TR is a step-up transformer salvaged from a xenon light circuit. You can find similar transformers in fluorescent tube portable flashlights and similar devices using battery operated fluorescent tubes..
T is a common NPN transistor. Many transistors will work in this circuit. I used a 2SD1207 just because I found it in my junk box. Test some different transistors. Ones seems to work better that others in this kind of oscillators.
D is a fast switching high voltage diode. I used a RG1M fast switching diode from an old TV set. Don't use 1N4007, it works fine at 50/60 - 100/120 Hz but fails at several kHz.

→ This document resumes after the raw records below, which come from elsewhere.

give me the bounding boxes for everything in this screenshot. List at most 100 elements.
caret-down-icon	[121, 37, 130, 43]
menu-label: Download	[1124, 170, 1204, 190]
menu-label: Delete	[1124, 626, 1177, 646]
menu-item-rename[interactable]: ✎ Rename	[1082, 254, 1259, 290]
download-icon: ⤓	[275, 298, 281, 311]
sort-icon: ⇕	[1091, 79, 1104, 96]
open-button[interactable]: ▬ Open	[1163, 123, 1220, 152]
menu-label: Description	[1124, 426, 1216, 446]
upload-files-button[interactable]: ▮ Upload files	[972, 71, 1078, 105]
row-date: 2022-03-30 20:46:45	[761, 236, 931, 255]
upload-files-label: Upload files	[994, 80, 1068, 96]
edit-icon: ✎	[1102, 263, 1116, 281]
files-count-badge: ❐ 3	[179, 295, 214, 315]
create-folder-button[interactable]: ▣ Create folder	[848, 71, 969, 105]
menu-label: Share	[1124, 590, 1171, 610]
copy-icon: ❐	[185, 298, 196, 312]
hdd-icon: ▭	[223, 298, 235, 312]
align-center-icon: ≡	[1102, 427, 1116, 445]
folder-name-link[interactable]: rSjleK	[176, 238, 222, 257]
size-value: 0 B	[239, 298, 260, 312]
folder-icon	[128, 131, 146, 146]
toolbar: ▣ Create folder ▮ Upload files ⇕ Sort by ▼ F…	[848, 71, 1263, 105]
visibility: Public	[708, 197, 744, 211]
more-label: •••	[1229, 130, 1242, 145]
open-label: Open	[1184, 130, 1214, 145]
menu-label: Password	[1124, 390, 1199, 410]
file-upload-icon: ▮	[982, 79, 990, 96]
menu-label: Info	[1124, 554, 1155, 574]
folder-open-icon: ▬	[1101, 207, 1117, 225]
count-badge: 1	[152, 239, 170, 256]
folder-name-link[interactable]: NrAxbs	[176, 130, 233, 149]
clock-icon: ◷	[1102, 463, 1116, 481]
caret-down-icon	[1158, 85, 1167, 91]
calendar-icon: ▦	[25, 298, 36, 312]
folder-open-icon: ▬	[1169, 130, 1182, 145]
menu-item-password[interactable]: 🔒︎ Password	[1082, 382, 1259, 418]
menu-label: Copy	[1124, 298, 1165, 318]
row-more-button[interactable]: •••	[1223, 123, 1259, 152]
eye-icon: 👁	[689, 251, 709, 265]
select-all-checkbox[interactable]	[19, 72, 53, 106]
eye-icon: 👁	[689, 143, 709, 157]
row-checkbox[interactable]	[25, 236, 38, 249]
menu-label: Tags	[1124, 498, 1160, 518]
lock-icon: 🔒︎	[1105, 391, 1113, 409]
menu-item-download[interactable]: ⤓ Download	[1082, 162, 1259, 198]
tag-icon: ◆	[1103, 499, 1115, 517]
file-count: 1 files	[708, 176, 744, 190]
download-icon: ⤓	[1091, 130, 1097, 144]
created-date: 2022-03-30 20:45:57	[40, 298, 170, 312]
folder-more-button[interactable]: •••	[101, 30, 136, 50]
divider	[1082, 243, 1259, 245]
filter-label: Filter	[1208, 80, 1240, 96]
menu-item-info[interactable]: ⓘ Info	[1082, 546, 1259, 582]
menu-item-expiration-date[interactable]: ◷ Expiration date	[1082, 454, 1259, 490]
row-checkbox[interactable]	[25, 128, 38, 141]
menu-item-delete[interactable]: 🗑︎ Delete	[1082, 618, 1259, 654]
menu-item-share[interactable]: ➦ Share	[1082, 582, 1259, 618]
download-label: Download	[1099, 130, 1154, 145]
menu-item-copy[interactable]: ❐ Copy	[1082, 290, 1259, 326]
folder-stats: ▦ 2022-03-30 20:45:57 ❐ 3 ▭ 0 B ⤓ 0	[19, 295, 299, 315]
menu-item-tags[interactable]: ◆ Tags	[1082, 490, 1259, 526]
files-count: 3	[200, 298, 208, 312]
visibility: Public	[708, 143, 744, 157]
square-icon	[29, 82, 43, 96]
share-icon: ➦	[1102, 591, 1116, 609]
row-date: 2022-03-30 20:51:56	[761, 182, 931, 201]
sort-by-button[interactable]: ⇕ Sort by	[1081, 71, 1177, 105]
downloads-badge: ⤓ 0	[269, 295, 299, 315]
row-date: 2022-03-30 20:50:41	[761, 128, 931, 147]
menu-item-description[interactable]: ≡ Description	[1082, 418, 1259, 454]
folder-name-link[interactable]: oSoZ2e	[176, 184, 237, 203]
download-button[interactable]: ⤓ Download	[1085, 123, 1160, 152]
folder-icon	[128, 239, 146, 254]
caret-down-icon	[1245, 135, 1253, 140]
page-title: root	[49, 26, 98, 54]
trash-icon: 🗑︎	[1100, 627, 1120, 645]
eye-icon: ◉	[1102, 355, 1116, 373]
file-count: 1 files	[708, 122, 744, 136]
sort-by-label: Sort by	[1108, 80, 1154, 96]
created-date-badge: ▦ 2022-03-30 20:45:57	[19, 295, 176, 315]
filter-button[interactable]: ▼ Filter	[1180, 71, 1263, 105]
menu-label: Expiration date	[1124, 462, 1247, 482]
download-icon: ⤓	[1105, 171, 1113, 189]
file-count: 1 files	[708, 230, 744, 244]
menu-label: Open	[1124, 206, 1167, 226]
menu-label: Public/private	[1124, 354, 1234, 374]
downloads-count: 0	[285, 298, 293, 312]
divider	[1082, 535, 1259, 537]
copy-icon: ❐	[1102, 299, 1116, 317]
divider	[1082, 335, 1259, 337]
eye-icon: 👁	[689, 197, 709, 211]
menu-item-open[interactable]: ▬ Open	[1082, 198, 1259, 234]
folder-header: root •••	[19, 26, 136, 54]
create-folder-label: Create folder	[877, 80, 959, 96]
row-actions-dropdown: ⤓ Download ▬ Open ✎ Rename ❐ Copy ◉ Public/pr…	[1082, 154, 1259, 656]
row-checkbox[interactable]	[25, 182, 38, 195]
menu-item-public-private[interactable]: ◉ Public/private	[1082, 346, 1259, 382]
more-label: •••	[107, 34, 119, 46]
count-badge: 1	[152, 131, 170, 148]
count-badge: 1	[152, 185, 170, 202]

This simple high voltage power supply is stable enough if input voltage is stable, so I placed a 78L33 regulator in front of it. This limits the minimum Geiger's supply voltage to around 5 volts. The output voltage can be adjusted with the aid of the 22k variable resistor from about 200 up to 800 volts.
The tube used is a ZP1401 from Mullard, almost identical to the LND 712 useful to detect alphas, betas and gammas. RSense and RLoad are taken from the LND 712 datasheet (1 and 10 Mohms) in the same way as the operating voltage (500 volts).
The circuit was mounted into an aluminum box with a hole to get alpha particles to get into the tube mica window. To protect this extremely delicate mica window a wire mess cut from a desktop pencil bucket was used with great success.
I use regularly this geiger counter with a cheap RS232-USB adapter and works fine. I installed a switch to disable the beeper, very useful during long background monitoring periods.The whole geiger in operation draws only 30 mA so it can be powered from the USB port if desired.